Intravenous immunoglobulin (IVIg) is effective in patients with EGPA who do not respond to corticosteroid and cyclophosphamide therapy for polyangiitis or heart failure [7, 8]. IVIg is also an effective treatment for MG as plasmapheresis [9], while IVIg monotherapy preceding corticosteroid therapy is not an established treatment for EGPA. IVIg should be used as additional medication only in corticosteroid treatment-resistant tissue damages. The immunokinetic of EGPA is T-helper type 2 cells, which play a prominent role. This results in respective clonal proliferation, activation of the humoral system, and the release of large amounts of IL-4, IL-5, and IL-13, which stimulate the humoral response of IgE-secreting B cells [10, 11]. Immunological features in MG include elevated plasma IL-17A in anti-AChR antibody-positive, early-onset, non-thymoma cases [12], increase of CD4+CXCR5+PD-1+ follicular helper T cells, which produce pathogenic autoantibodies in generalized MG [13], and decrease CD4+CD25+FoxP3+ regulatory T cells in the active phase and increase after immunologic treatment [14]. When MG and EGPA are compared, overlapped pathogenesis of the cytokine profile was few. Although several factors like occupational silica exposure, allergens, infections, vaccinations on EGPA development have been reported [15, 16], no obvious triggering episode has been identified in this case. The root cause that triggers the onset of EGPA in MG patients is still unknown. To rule out the immunological pathophysiology complications between these two diseases, further evaluation is necessary by studying more cases in future. This case suggests the need for neurologists to monitor allergic changes in blood data for early detection and therapeutic intervention for EGPA in MG patients with a history of allergic disease.

Statement of Ethics

This study was performed in accordance with Declaration of Helsinki (1964) and its later amendments. This research protocol was waived from the need for approval under the ethics provisions of the Ethics Committee of the Toho University Ohashi Medical Center. The manuscript has been verified by the Toho University School of Medicine Paper Appropriateness Committee to ensure that the appropriate procedures have been followed for submission (Permission no. 2022-004). Written informed consent was obtained from the patient for publishing this case report and any accompanying images.

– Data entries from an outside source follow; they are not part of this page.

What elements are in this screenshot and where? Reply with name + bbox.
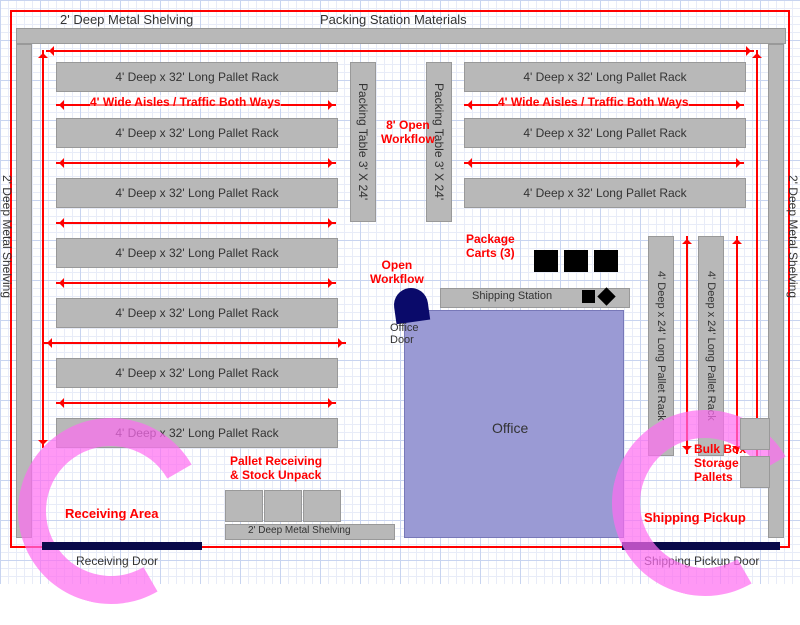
aisle-l6 — [56, 402, 336, 404]
label-open-workflow: Open Workflow — [370, 258, 424, 286]
label-packing-materials: Packing Station Materials — [320, 12, 467, 27]
station-box-icon — [582, 290, 595, 303]
label-aisle-r: 4' Wide Aisles / Traffic Both Ways — [498, 95, 689, 109]
receiving-door — [42, 542, 202, 550]
label-office-door: Office Door — [390, 322, 419, 346]
aisle-l2 — [56, 162, 336, 164]
unpack-3 — [303, 490, 341, 522]
rack-r1: 4' Deep x 32' Long Pallet Rack — [464, 62, 746, 92]
rack-l4: 4' Deep x 32' Long Pallet Rack — [56, 238, 338, 268]
label-aisle-l: 4' Wide Aisles / Traffic Both Ways — [90, 95, 281, 109]
rack-l1: 4' Deep x 32' Long Pallet Rack — [56, 62, 338, 92]
rack-l2: 4' Deep x 32' Long Pallet Rack — [56, 118, 338, 148]
cart-1 — [534, 250, 558, 272]
label-bulk: Bulk Box Storage Pallets — [694, 442, 746, 484]
bulk-pallet-2 — [740, 456, 770, 488]
rack-r3: 4' Deep x 32' Long Pallet Rack — [464, 178, 746, 208]
arrow-top — [46, 50, 754, 52]
label-receiving-area: Receiving Area — [65, 506, 158, 521]
label-carts: Package Carts (3) — [466, 232, 515, 260]
aisle-l4 — [56, 282, 336, 284]
unpack-1 — [225, 490, 263, 522]
label-bottom-shelving: 2' Deep Metal Shelving — [248, 525, 351, 536]
label-top-shelving: 2' Deep Metal Shelving — [60, 12, 193, 27]
label-receiving-door: Receiving Door — [76, 554, 158, 568]
label-8ft-workflow: 8' Open Workflow — [381, 118, 435, 146]
rack-l6: 4' Deep x 32' Long Pallet Rack — [56, 358, 338, 388]
aisle-l3 — [56, 222, 336, 224]
cart-2 — [564, 250, 588, 272]
label-office: Office — [492, 420, 528, 436]
label-left-shelving: 2' Deep Metal Shelving — [0, 175, 14, 298]
top-shelf — [16, 28, 786, 44]
rack-l3: 4' Deep x 32' Long Pallet Rack — [56, 178, 338, 208]
aisle-r2 — [464, 162, 744, 164]
bulk-pallet-1 — [740, 418, 770, 450]
label-right-shelving: 2' Deep Metal Shelving — [786, 175, 800, 298]
unpack-2 — [264, 490, 302, 522]
rack-l5: 4' Deep x 32' Long Pallet Rack — [56, 298, 338, 328]
arrow-left — [42, 50, 44, 448]
label-pallet-receiving: Pallet Receiving & Stock Unpack — [230, 454, 322, 482]
label-shipping-station: Shipping Station — [472, 290, 552, 302]
cart-3 — [594, 250, 618, 272]
packing-table-1: Packing Table 3' X 24' — [350, 62, 376, 222]
aisle-l5 — [44, 342, 346, 344]
label-shipping-pickup: Shipping Pickup — [644, 510, 746, 525]
rack-r2: 4' Deep x 32' Long Pallet Rack — [464, 118, 746, 148]
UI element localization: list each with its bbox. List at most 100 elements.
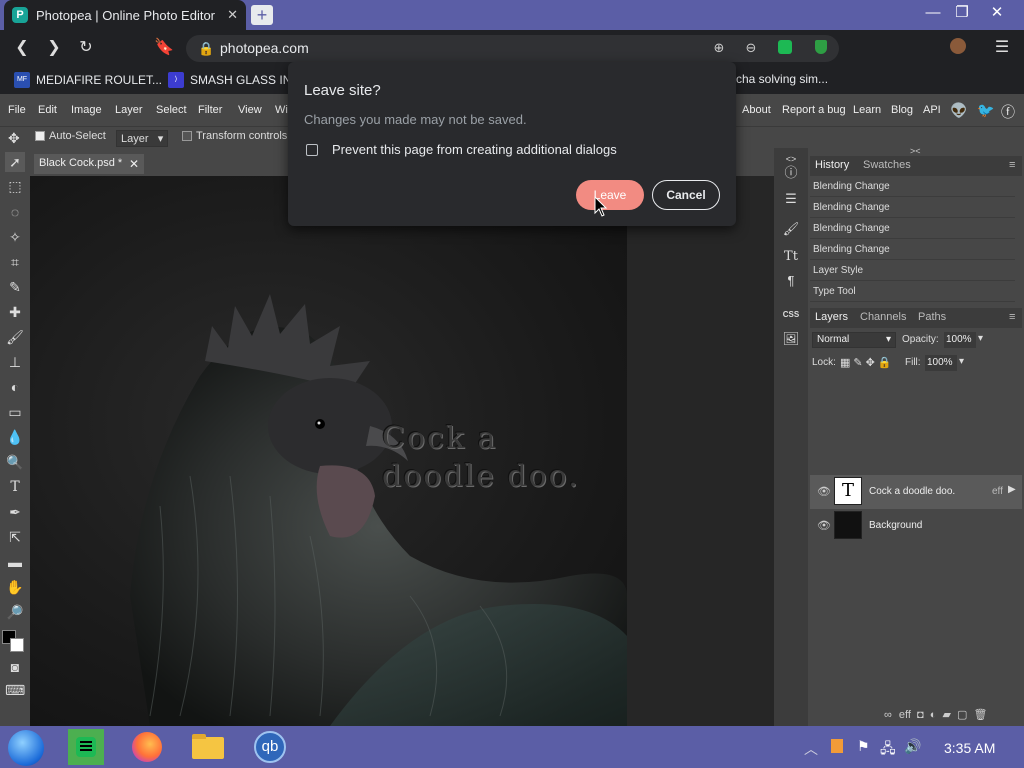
layer-row-text[interactable]: 👁 T Cock a doodle doo. eff ▶ <box>810 475 1022 509</box>
expand-effects-icon[interactable]: ▶ <box>1008 484 1016 495</box>
reload-icon[interactable]: ↻ <box>76 38 96 58</box>
link-icon[interactable]: ∞ <box>884 709 892 721</box>
cancel-button[interactable]: Cancel <box>652 180 720 210</box>
install-icon[interactable]: ⊕ <box>710 40 728 58</box>
paragraph-icon[interactable]: ¶ <box>782 272 800 290</box>
adjustments-icon[interactable]: ☰ <box>782 190 800 208</box>
extension-green-icon[interactable] <box>776 40 794 58</box>
file-explorer-icon[interactable] <box>186 729 230 765</box>
eye-icon[interactable]: 👁 <box>817 519 831 532</box>
document-tab[interactable]: Black Cock.psd * ✕ <box>34 154 144 174</box>
mask-icon[interactable]: ◘ <box>917 709 924 721</box>
flag-icon[interactable]: ⚑ <box>857 738 870 755</box>
volume-icon[interactable]: 🔊 <box>904 738 921 755</box>
clock[interactable]: 3:35 AM <box>944 740 995 756</box>
folder-icon[interactable]: ▰ <box>942 709 950 721</box>
menu-about[interactable]: About <box>742 104 771 116</box>
eyedropper-icon[interactable]: ✎ <box>5 277 25 297</box>
history-item[interactable]: Layer Style <box>810 261 1015 281</box>
dodge-tool-icon[interactable]: 🔍 <box>5 452 25 472</box>
menu-layer[interactable]: Layer <box>115 104 143 116</box>
tab-close-icon[interactable]: ✕ <box>227 7 238 23</box>
type-tool-icon[interactable]: T <box>5 477 25 497</box>
trash-icon[interactable]: 🗑 <box>973 709 987 721</box>
tab-layers[interactable]: Layers <box>815 311 848 323</box>
minimize-button[interactable]: — <box>918 2 948 24</box>
eraser-tool-icon[interactable]: ◐ <box>5 377 25 397</box>
bookmark-smash-glass[interactable]: ⟩ SMASH GLASS IN <box>168 72 291 88</box>
lock-icons[interactable]: ▦✎✥🔒 <box>840 356 895 369</box>
history-item[interactable]: Type Tool <box>810 282 1015 302</box>
document-close-icon[interactable]: ✕ <box>129 157 139 171</box>
tab-paths[interactable]: Paths <box>918 311 946 323</box>
network-icon[interactable]: 🖧 <box>880 738 896 762</box>
fill-dropdown-icon[interactable]: ▾ <box>959 356 964 367</box>
history-item[interactable]: Blending Change <box>810 240 1015 260</box>
marquee-tool-icon[interactable]: ⬚ <box>5 176 25 196</box>
menu-window[interactable]: Wi <box>275 104 288 116</box>
shape-tool-icon[interactable]: ▬ <box>5 552 25 572</box>
restore-button[interactable]: ❐ <box>947 2 977 24</box>
css-icon[interactable]: CSS <box>782 306 800 324</box>
blur-tool-icon[interactable]: 💧 <box>5 427 25 447</box>
facebook-icon[interactable]: ⓕ <box>1001 102 1015 122</box>
fill-input[interactable]: 100% <box>925 355 957 371</box>
reddit-icon[interactable]: 👽 <box>950 102 967 119</box>
effects-icon[interactable]: eff <box>899 709 911 721</box>
prevent-dialogs-checkbox[interactable] <box>306 144 318 156</box>
avatar[interactable] <box>948 38 968 58</box>
bookmark-mediafire[interactable]: MF MEDIAFIRE ROULET... <box>14 72 162 88</box>
pen-tool-icon[interactable]: ✒ <box>5 502 25 522</box>
layer-select-dropdown[interactable]: Layer ▾ <box>116 130 169 147</box>
brush-tool-icon[interactable]: 🖌 <box>5 327 25 347</box>
opacity-input[interactable]: 100% <box>944 332 976 348</box>
opacity-dropdown-icon[interactable]: ▾ <box>978 333 983 344</box>
keyboard-icon[interactable]: ⌨ <box>5 680 25 700</box>
gradient-tool-icon[interactable]: ▭ <box>5 402 25 422</box>
path-select-icon[interactable]: ⇱ <box>5 527 25 547</box>
image-panel-icon[interactable]: 🖼 <box>782 330 800 348</box>
start-button[interactable] <box>4 729 48 766</box>
layers-menu-icon[interactable]: ≡ <box>1009 311 1015 323</box>
menu-image[interactable]: Image <box>71 104 102 116</box>
tab-swatches[interactable]: Swatches <box>863 159 911 171</box>
lasso-tool-icon[interactable]: ◌ <box>5 202 25 222</box>
browser-tab[interactable]: P Photopea | Online Photo Editor ✕ <box>4 0 246 30</box>
new-layer-icon[interactable]: ▢ <box>957 709 967 721</box>
prevent-dialogs-label[interactable]: Prevent this page from creating addition… <box>332 142 617 157</box>
crop-tool-icon[interactable]: ⌗ <box>5 252 25 272</box>
transform-controls-checkbox[interactable]: Transform controls <box>182 130 287 142</box>
info-icon[interactable]: ⓘ <box>782 164 800 182</box>
adjustment-layer-icon[interactable]: ◐ <box>930 709 937 721</box>
twitter-icon[interactable]: 🐦 <box>977 102 994 119</box>
menu-select[interactable]: Select <box>156 104 187 116</box>
quick-mask-icon[interactable]: ◙ <box>5 657 25 677</box>
browser-menu-icon[interactable]: ☰ <box>992 38 1012 58</box>
auto-select-checkbox[interactable]: Auto-Select <box>35 130 106 142</box>
bookmark-captcha[interactable]: cha solving sim... <box>736 72 828 86</box>
menu-report-bug[interactable]: Report a bug <box>782 104 846 116</box>
firefox-icon[interactable] <box>126 729 170 765</box>
blend-mode-dropdown[interactable]: Normal ▾ <box>812 332 896 348</box>
healing-brush-icon[interactable]: ✚ <box>5 302 25 322</box>
new-tab-button[interactable]: + <box>251 5 273 25</box>
color-swatches-icon[interactable] <box>2 630 24 652</box>
bookmark-icon[interactable]: 🔖 <box>154 38 174 58</box>
zoom-icon[interactable]: ⊖ <box>742 40 760 58</box>
menu-file[interactable]: File <box>8 104 26 116</box>
magic-wand-icon[interactable]: ✧ <box>5 227 25 247</box>
canvas[interactable]: Cock a doodle doo. <box>30 176 627 726</box>
effects-badge[interactable]: eff <box>992 486 1003 497</box>
history-item[interactable]: Blending Change <box>810 198 1015 218</box>
leave-button[interactable]: Leave <box>576 180 644 210</box>
move-tool-icon[interactable]: ✥ <box>8 130 20 147</box>
history-item[interactable]: Blending Change <box>810 219 1015 239</box>
history-menu-icon[interactable]: ≡ <box>1009 159 1015 171</box>
menu-filter[interactable]: Filter <box>198 104 222 116</box>
panel-expand-icon[interactable]: >< <box>910 146 921 156</box>
address-bar[interactable]: 🔒 photopea.com ⊕ ⊖ <box>186 35 839 62</box>
menu-api[interactable]: API <box>923 104 941 116</box>
layer-row-background[interactable]: 👁 Background <box>810 509 1022 543</box>
move-tool-icon[interactable]: ➚ <box>5 152 25 172</box>
back-icon[interactable]: ❮ <box>12 38 32 58</box>
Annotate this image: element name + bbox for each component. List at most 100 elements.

Conflict of Interest Statement

On behalf of all authors, the corresponding author states that there is no conflict of interest.

Funding Sources

We have not received any funding for our research, nor do we have a funding organization for manuscript preparation.

Author Contributions

Takafumi Uchi and Shingo Konno were the doctors who attended the patient and wrote the manuscript. Hideo Kihara and Mari Matsushima analyzed and interpreted the clinical data. Toshiaki Oharaseki and Kei Takahashi prepared the pathological specimen and performed pathological diagnosis. Hideki Sugimoto and Toshiki Fujioka designed and conceptualized the study, interpreted the data, and revised the manuscript.

Data Availability Statement

The data are not publicly available due to their containing information that could compromise the privacy of research patients. All data that support the findings of this study are included in this article. Further inquiries can be directed to the corresponding author Shingo Konno.